Le déploiement de l’intelligence artificielle a non seulement un impact sur la manière dont les médecins posent des diagnostics, mais également sur la manière de soigner. Aujourd’hui, de nombreux patients atteints de cancer reçoivent une immunothérapie et prennent des médicaments pour renforcer leur système immunitaire. Le taux de réussite de ce traitement dépend en grande partie du degré de présence de la protéine PD-L1 dans les cellules. Jusqu’à récemment, les pathologistes en faisaient une estimation, mais la technologie artificiellement intelligente de la société allemande Mindpeak peut compter avec précision les millions de cellules. ZNA et GZA utilisent désormais ce logiciel et sont donc mieux à même d’estimer l’impact de l’immunothérapie.

Les groupes hospitaliers anversois sont les premiers du Benelux à utiliser la technologie des deux entreprises, mais ils en paient le prix fort. La licence pour les deux premières années coûte plus de 100 000 euros et en plus, des investissements conséquents doivent être faits dans les infrastructures.

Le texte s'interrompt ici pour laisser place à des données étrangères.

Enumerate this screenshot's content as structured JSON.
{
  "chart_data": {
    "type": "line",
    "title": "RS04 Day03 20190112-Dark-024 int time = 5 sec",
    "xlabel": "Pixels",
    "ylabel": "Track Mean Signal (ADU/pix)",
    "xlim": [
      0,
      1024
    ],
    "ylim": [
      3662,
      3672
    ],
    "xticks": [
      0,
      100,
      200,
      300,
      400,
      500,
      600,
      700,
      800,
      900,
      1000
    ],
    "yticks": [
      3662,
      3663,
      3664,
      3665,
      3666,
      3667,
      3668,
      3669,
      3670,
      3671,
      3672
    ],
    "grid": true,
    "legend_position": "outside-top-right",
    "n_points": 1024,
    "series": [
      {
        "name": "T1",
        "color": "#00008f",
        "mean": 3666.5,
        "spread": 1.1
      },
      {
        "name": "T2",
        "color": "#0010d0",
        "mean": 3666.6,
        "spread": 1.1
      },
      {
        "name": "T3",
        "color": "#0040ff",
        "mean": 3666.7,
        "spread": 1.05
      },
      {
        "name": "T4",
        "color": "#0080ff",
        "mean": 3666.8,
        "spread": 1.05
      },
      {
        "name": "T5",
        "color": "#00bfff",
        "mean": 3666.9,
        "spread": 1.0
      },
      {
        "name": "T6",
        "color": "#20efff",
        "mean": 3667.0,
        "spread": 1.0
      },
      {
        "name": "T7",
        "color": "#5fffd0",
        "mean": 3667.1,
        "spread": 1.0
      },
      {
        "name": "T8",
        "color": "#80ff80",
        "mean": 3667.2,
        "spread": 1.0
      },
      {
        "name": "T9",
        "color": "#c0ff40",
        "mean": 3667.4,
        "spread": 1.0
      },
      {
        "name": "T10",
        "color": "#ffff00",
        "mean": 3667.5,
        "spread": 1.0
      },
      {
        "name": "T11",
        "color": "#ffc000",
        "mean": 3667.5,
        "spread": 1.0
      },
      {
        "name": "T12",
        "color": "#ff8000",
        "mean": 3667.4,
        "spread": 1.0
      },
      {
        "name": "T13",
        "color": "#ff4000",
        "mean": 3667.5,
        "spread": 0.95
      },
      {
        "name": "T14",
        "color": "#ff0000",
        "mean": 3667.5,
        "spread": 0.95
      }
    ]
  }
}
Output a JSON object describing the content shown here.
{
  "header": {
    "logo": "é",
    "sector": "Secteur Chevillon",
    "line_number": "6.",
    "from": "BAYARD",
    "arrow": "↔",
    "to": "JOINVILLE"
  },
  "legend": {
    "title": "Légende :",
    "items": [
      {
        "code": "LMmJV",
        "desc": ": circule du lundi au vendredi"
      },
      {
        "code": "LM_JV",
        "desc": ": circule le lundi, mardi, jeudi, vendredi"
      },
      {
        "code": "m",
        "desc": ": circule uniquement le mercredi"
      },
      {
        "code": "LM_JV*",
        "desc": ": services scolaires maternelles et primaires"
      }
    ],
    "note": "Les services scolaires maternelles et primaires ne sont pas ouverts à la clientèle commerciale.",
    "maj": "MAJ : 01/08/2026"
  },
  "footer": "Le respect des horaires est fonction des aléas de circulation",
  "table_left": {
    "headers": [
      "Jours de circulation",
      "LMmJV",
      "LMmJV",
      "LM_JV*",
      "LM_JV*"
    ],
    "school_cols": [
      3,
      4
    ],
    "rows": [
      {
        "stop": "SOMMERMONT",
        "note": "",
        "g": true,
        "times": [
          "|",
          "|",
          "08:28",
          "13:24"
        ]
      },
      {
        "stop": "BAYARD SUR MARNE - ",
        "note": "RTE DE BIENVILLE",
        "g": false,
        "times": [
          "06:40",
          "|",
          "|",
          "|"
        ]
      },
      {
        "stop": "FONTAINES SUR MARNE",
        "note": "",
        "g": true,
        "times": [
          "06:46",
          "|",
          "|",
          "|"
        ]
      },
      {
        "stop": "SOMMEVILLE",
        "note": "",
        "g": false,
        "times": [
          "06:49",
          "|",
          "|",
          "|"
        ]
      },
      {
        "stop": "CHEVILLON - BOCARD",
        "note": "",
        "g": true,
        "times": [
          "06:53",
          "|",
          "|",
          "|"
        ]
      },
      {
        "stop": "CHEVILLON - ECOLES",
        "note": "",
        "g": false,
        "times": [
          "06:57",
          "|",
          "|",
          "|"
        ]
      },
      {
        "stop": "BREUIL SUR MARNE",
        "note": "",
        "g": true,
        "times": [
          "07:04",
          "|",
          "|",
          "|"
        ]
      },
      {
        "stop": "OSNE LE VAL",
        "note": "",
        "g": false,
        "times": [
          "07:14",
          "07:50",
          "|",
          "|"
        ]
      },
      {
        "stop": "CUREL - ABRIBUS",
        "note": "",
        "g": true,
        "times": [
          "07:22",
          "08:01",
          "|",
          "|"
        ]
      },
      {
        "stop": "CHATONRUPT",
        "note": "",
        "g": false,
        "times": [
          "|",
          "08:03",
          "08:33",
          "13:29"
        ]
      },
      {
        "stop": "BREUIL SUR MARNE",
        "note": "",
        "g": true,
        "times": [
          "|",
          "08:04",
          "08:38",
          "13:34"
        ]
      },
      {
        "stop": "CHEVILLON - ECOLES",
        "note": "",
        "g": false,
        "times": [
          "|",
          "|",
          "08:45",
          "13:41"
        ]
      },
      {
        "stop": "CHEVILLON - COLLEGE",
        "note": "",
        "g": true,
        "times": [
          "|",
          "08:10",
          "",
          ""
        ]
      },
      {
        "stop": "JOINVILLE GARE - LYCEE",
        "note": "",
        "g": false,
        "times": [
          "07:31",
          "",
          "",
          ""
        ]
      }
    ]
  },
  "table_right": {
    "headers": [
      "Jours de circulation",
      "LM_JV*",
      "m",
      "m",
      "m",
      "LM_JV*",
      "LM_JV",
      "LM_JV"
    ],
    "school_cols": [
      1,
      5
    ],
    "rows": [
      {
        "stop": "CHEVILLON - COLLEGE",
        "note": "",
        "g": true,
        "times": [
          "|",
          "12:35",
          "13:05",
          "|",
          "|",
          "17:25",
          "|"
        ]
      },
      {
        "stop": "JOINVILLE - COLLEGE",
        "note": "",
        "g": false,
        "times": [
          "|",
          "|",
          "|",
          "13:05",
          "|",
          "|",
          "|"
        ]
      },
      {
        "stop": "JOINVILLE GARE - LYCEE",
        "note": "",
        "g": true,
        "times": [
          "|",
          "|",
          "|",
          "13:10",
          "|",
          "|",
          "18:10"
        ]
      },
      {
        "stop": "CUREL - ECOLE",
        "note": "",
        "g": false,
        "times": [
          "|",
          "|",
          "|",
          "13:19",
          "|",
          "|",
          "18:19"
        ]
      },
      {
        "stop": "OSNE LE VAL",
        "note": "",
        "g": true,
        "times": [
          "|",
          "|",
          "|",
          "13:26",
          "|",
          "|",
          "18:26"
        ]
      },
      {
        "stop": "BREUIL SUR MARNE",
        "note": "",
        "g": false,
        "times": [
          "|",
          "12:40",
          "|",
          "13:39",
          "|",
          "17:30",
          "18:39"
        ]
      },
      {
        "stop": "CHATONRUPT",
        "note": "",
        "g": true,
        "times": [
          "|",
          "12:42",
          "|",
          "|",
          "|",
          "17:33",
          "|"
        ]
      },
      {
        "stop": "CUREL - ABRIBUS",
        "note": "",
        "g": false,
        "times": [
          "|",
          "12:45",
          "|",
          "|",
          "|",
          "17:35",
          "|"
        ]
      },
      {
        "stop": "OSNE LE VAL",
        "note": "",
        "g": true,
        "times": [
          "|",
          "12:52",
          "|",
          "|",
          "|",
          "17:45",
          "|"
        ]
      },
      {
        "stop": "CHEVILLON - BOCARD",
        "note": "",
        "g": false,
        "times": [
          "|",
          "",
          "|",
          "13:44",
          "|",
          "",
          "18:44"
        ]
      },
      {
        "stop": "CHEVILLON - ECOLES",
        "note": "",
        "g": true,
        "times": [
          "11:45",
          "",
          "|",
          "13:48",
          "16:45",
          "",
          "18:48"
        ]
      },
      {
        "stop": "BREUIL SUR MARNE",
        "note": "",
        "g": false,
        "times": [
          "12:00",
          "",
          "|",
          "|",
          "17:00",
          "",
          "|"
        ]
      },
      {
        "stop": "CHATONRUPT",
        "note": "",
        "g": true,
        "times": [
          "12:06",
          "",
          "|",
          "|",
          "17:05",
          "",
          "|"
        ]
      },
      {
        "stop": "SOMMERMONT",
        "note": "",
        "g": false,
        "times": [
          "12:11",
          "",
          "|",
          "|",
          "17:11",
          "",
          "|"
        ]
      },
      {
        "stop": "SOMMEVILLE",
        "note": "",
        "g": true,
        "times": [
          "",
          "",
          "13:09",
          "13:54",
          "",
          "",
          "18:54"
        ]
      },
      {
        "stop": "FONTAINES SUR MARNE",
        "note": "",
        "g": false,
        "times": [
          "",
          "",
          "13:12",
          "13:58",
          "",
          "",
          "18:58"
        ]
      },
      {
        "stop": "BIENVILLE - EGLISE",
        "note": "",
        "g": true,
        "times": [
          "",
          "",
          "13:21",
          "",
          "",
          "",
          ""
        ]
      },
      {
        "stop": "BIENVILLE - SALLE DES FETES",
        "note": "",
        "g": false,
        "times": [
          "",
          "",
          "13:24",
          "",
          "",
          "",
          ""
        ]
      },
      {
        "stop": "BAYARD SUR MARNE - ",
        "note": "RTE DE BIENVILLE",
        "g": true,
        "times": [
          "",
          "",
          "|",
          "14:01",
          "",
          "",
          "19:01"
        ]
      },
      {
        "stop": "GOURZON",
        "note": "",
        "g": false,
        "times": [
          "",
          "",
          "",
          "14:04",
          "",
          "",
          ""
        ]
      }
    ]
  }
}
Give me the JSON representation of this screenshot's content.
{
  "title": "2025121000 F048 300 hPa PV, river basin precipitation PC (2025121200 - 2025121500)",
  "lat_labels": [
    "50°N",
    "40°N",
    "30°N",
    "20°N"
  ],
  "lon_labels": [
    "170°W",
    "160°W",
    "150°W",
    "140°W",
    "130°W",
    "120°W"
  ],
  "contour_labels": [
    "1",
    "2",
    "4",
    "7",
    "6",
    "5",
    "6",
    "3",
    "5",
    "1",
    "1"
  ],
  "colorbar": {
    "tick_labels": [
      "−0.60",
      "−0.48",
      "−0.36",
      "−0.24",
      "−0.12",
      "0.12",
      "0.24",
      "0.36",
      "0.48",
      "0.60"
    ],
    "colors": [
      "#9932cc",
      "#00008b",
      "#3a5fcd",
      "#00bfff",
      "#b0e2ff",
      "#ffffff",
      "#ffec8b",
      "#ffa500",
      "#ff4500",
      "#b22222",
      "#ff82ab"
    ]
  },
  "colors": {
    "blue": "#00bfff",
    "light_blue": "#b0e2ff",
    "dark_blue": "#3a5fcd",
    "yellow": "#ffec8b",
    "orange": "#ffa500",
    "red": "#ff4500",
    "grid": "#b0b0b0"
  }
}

Le logiciel d'IA fait gagner du temps aux pathologistes, qu'ils peuvent utiliser pour se concentrer sur des tumeurs plus complexes.  Image Wouter Van Vooren

Le logiciel d’IA fait gagner du temps aux pathologistes, qu’ils peuvent utiliser pour se concentrer sur des tumeurs plus complexes.Image Wouter Van Vooren

Une image numérique d’un tissu représente 1 gigaoctet. Lorsque le système fonctionnera à pleine capacité, 300 000 images seront réalisées par an. Les serveurs pour stocker ces données coûtent très cher. Le montant nécessaire sera levé par les services anversois, entre autres, en menant des recherches et en investissant dans des partenariats public-privé. Les coûts ne sont pas répercutés sur les patients. « Si on n’est pas sûr d’un certain diagnostic, on fait appel à des techniques complémentaires, qui coûtent aussi de l’argent. L’arrivée de l’intelligence artificielle peut réduire ce besoin et donc également réduire les coûts », déclare Deman.

Pour l’instant, il n’est pas clair si les hôpitaux anversois travailleront à nouveau avec les partenaires israéliens après l’expiration de la période d’autorisation. Le marché évolue très vite et Declercq rêve déjà tout haut d’un laboratoire dans lequel l’intelligence artificielle serait totalement intégrée. L’INAMI doit d’abord s’y associer.

« Le modèle de financement n’est pas adapté à l’intelligence artificielle », explique Deman. « Lorsque des représentants de médecins et de la RIZIV les ont contactés il y a six mois, il leur a semblé que l’intelligence artificielle appartenait au futur. Mais cette technologie est déjà en route. En travaillant avec le logiciel dans la pratique et en acquérant de l’expérience, il veut démontrer les avantages qu’il peut signifier pour le patient et le système de santé.